I could also take the risk and continue to use a fallback (ED visas) which still work despite suggestions to the contrary recently.

Posted

$3,000 more in salary would be taxable, Federal tax, Social Security Tax, maybe State tax also depending on how you declare residency.  Unless somehow you are getting paid in such a way that this salary as an overseas earned income exemption.

Posted
7 hours ago, tweedledee2 said:

  So you are 35 yrs old, healthy, have a company paid health plan, but would get an increase in annual salary if you voluntarily exit the coverage. Does the company pay 100% of the premium? If yes, keep the coverage, as that's a company benefit at no cost to you.

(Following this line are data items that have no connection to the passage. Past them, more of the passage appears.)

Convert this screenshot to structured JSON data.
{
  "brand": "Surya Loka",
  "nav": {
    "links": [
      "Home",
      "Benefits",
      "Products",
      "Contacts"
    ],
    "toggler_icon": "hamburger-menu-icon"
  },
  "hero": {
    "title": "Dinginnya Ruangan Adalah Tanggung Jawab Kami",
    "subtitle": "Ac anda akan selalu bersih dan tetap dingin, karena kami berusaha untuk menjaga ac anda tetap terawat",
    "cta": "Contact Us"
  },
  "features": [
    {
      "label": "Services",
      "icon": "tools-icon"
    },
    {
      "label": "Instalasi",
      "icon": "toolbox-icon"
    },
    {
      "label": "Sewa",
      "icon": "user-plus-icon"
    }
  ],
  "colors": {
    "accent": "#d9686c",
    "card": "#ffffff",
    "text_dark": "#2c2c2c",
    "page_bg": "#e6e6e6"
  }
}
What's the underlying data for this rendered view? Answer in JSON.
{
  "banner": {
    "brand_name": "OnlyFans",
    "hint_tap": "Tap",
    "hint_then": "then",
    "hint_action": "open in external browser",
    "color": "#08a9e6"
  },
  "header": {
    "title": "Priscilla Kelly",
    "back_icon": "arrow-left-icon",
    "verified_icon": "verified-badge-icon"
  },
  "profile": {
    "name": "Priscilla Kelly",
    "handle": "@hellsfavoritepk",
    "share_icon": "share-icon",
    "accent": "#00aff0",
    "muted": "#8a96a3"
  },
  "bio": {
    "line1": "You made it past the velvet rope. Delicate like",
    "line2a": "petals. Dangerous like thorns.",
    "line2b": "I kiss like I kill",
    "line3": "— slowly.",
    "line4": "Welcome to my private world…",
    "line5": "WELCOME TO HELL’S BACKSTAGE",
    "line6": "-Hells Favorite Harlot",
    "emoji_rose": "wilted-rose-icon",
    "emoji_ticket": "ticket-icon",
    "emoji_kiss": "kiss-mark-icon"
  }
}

Drop it and you're responsible for your own health insurance premiums plus any co-pays.

  From experience never voluntarily give up a company paid benefit, because in doing so it will benefit the company more than you. Heath insurance costs will continue to increase but your opt-out money won't. By accepting $1-2,000 to opt-out, the company is saving a lot more than that in their present and future costs.  

   Although you consider yourself healthy now, ones health can change suddenly. An unforeseen and unplanned event can change ones life instantly.  

Well stated.  I would add that on one's W-2 down in box 12 area, there is an amount of money that shows how much the company asserts it paid for your health insurance.  That number is useful for calculating what your COBRA insurance cost might be if you leave the company and want to maintain the same general health insurance plan.  I just left a big aerospace company and am on COBRA for 18 months and my new plan costs were in line with those numbers, although they jacked up the 2020 costs more than the 2019 W2 would suggest.